Like jokes
When Caesar’s wife told him she dreamed he should beware the Ides of March, he scoffed and said, “What? It’s not like I’m gonna be stabbed 23 times by my best buddies!”
How do rappers like their steaks?
With lots of SIZZLE!
Why is a rap boat like a dog?
They both get off sniffing assholes.
Why does rapboat like underage girls? Cos grown ass girls are too clever for him.
What do rappers like cantaloupe?
Because they’re always dropping fresh MELON!
Memes
Gays: I like men.
Straight: I like women.
Bisexual: A hole is a hole.
Roses are red, violets are blue, I took a poo, and it smelt like you.
I would like to make a Minecraft joke...
It would be too plain.
You're shorter than a thumbtack, like, boy, your auntie is probably taller than you.

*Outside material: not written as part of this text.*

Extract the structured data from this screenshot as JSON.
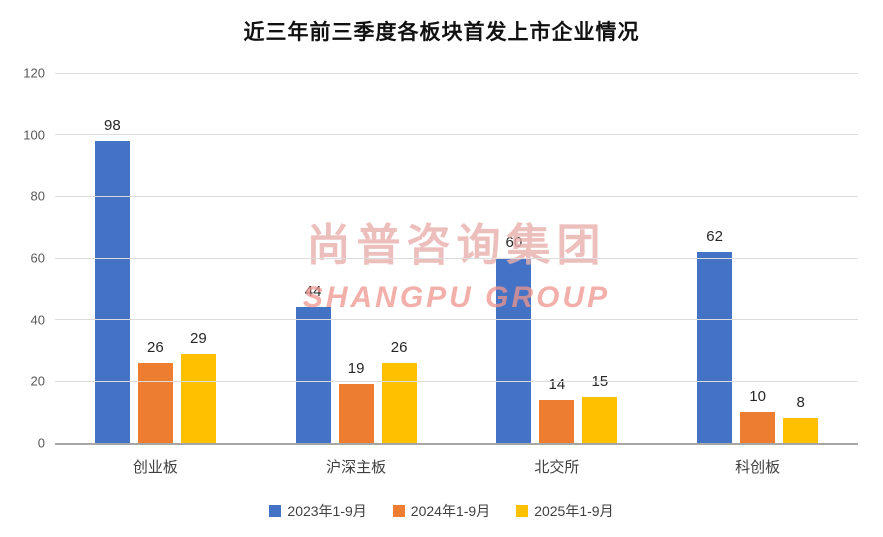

Why did the Indian man refuse to use deodorant? Because he wanted to smell like his natural habitat, the shitter.
That is so bad, just like you.
Do you think when the Secret Service heard the gunshot they were like, "Donald Duck"?
"BlessedBrian" is like Monday mornings... everyone dreads him, but somehow he KEEPS SHOWING UP.
How does a rapper like his eggs?
Hard-boiled, to match his beats!
Why does rapeboat like going to the dog shelter? It's cheaper than a whore house.
I'm going to destroy your momma's [vulgar term] just like I destroyed that Tastykake.
1 like = 1 fetus donated to the soup kitchen.
This Anonymous guy is acting like Hitler, bro.
What happens when the Twin Towers breathe? They collapse like an orphan with stage 4 cystic fibrosis who lives in the streets of Africa.
Dam, sometimes when I look at my friend's head, I say, "Dam, that's a dam big head, Nick." Then he is like, "Dude, that's a literal dam."